Avortement : la fin du libre choix ?
Dans le très catholique Valais, certains hôpitaux et certains médécins refusent de pratiquer l'avortement. Selon toute logique "pro-choice", cela devrait être leur droit le plus strict. Pourtant, les pro-avortement, oui ceux-là même qui clamaient qu'on ne peut imposer à une femme de mener une grossesse à terme, et bien ceux-là même veulent désormais imposer aux médecins l'obligation de pratiquer la grossesse. L'incohérence des centristes n'a rien de nouveau.
La cohérence des conservateurs m'a par contre surpris. Au même moment où j'étais dégoûté de l'incohérence des pro-avortement, je découvrais la cohérence des anti, qui retrouvaient ainsi ma sympathie, que leur fanatisme leur avait fait perdre auparavant.
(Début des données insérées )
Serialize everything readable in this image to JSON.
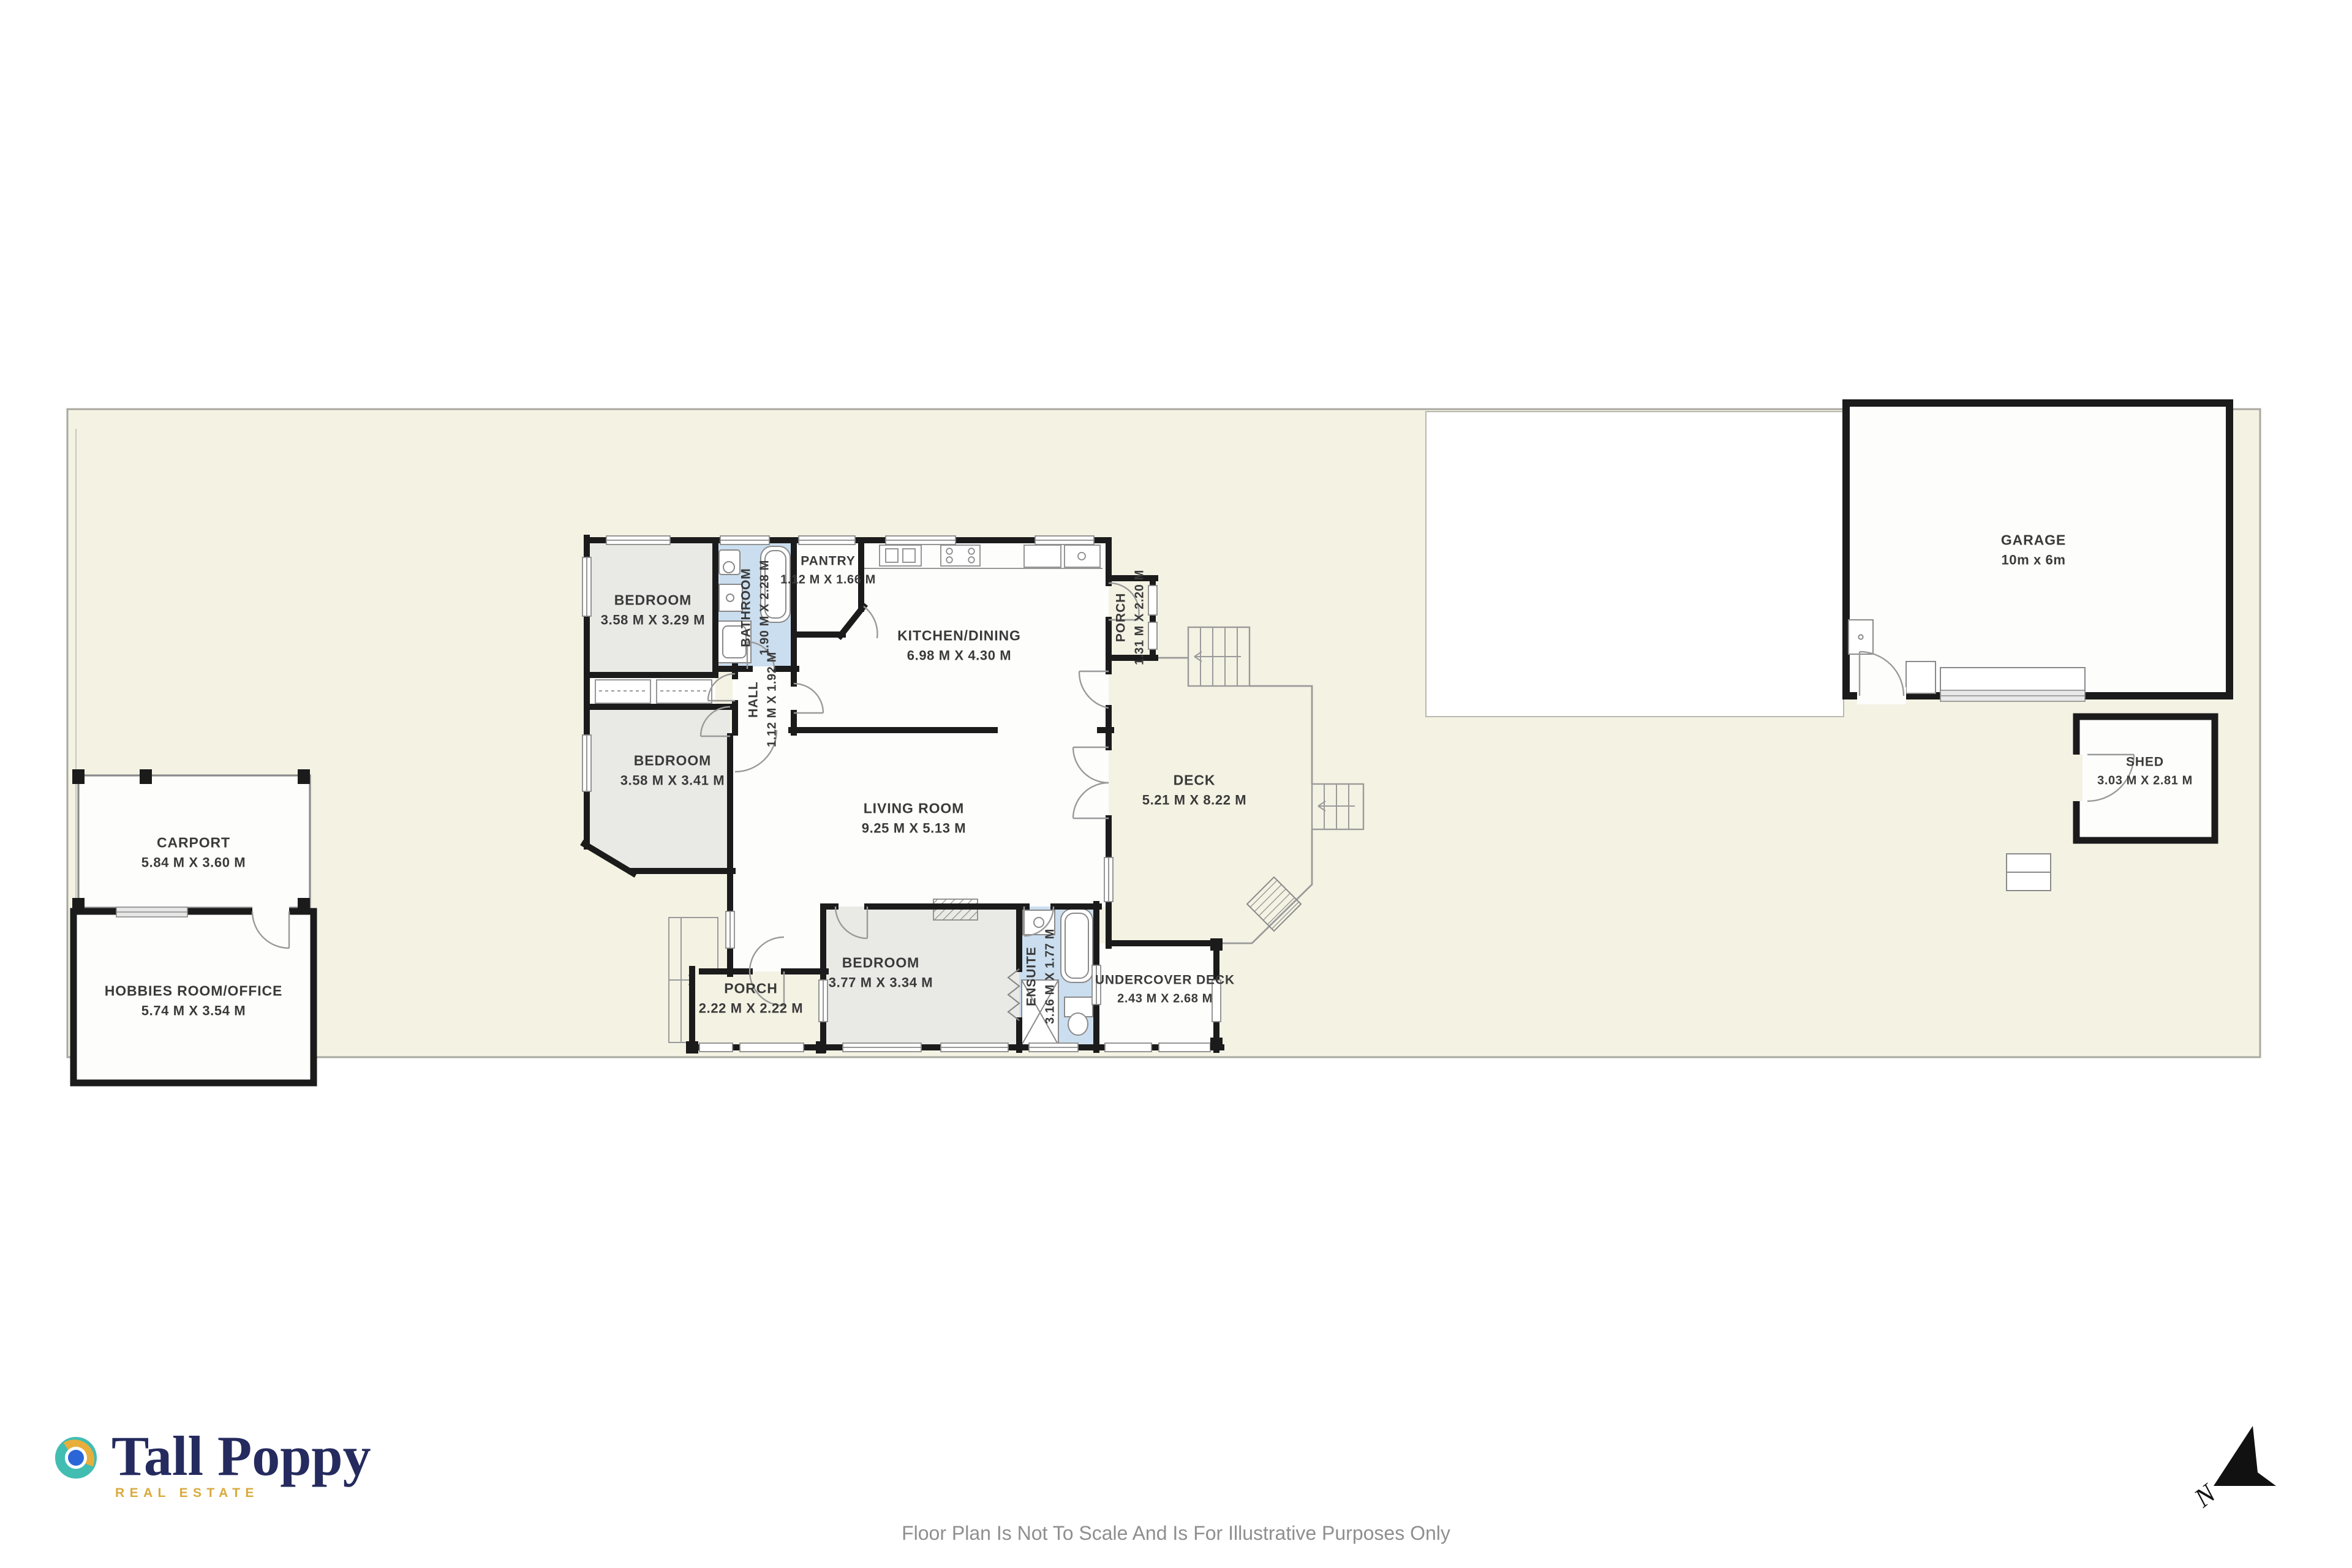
{
  "rooms": {
    "bedroom1": {
      "name": "BEDROOM",
      "dims": "3.58 M X 3.29 M"
    },
    "bathroom": {
      "name": "BATHROOM",
      "dims": "1.90 M X 2.28 M"
    },
    "pantry": {
      "name": "PANTRY",
      "dims": "1.12 M X 1.66 M"
    },
    "kitchen": {
      "name": "KITCHEN/DINING",
      "dims": "6.98 M X 4.30 M"
    },
    "porch_right": {
      "name": "PORCH",
      "dims": "1.31 M X 2.20 M"
    },
    "hall": {
      "name": "HALL",
      "dims": "1.12 M X 1.92 M"
    },
    "bedroom2": {
      "name": "BEDROOM",
      "dims": "3.58 M X 3.41 M"
    },
    "living": {
      "name": "LIVING ROOM",
      "dims": "9.25 M X 5.13 M"
    },
    "deck": {
      "name": "DECK",
      "dims": "5.21 M X 8.22 M"
    },
    "porch_bottom": {
      "name": "PORCH",
      "dims": "2.22 M X 2.22 M"
    },
    "bedroom3": {
      "name": "BEDROOM",
      "dims": "3.77 M X 3.34 M"
    },
    "ensuite": {
      "name": "ENSUITE",
      "dims": "3.16 M X 1.77 M"
    },
    "undercover_deck": {
      "name": "UNDERCOVER DECK",
      "dims": "2.43 M X 2.68 M"
    },
    "garage": {
      "name": "GARAGE",
      "dims": "10m x 6m"
    },
    "shed": {
      "name": "SHED",
      "dims": "3.03 M X 2.81 M"
    },
    "carport": {
      "name": "CARPORT",
      "dims": "5.84 M X 3.60 M"
    },
    "hobbies": {
      "name": "HOBBIES ROOM/OFFICE",
      "dims": "5.74 M X 3.54 M"
    }
  },
  "branding": {
    "brand": "Tall Poppy",
    "tagline": "REAL ESTATE",
    "brand_color": "#252b5e",
    "tagline_color": "#d9a93c",
    "icon_teal": "#41bdb2",
    "icon_gold": "#e8ae3b",
    "icon_blue": "#2b66d9"
  },
  "footer": {
    "disclaimer": "Floor Plan Is Not To Scale And Is For Illustrative Purposes Only"
  },
  "compass": {
    "label": "N"
  },
  "colors": {
    "yard": "#f4f2e3",
    "room_gray": "#e9e9e6",
    "wet_blue": "#cadeef",
    "wall": "#1b1b1b",
    "boundary": "#a9a8a0",
    "label_text": "#3a3a3a"
  }
}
En effet, les mêmes anti-avortement ont adopté une position non plus anti-choix et pro-vie, mais une position authentiquement pro-choix et pro-vie. Leur logique est la suivante : la vie est sacrée et doit être préservée. Mais la liberté de la femme d'élever ou non son enfant doit aussi être respectée. Les anti-avortement ont donc installé des "baby-fenster", c'est à dire des endroits où une femme peut déposer un bébé dont elle ne veut pas, l'hôpital en prenant alors soin.
Or, visiblement, cela déplaît aux "pro-choice", lesquels deviennent tout à coup très "anti-choice" : d'après leur incohérente logique, une femme doit certes avoir la possibilité de se débarrasser de son bébé, mais uniquement dans un délai limité (ah si ils sont cohérents avec leur "solution des délais"), de fait tant que le bébé n'est pas encore né et donc tant que la séparation d'avec la mère entraîne l'interruption de la vie du foetus. Allez comprendre.
Remarquons au passage que même ces baby-fenster ne sont qu'une solution de remplacement à une véritable possibilité d'accouchement sous X, laquelle existe pourtant même en France! Aussi bien l'accouchement sous X que le fait de déposer son enfant dans une baby-fenster (mais pas le fait d'ouvrir une baby-fenster! merci à la loi suisse pour sa cohérence sans faille!) sont de fait illégaux en Suisse.
Voilà toute la difficulté à voter d'une manière morale : les conséquences deviennent imprévisibles, et souvent les deux possibilités peuvent avoir des conséquences anti-libérales. Et après on s'étonne qu'il y ait de plus en plus d'abstention. Vu l'évolution de la démocratie vers une sorte de pseudo-démocratie à base de pseudo-choix, on ne peut que se réjouir de cette moralisation de l'humanité : si un plus grand nombre de gens décide de ne pas restreindre les libertés de son prochain en ne votant pas, d'un point de vue moral il me semble que c'est tout à fait compréhensible.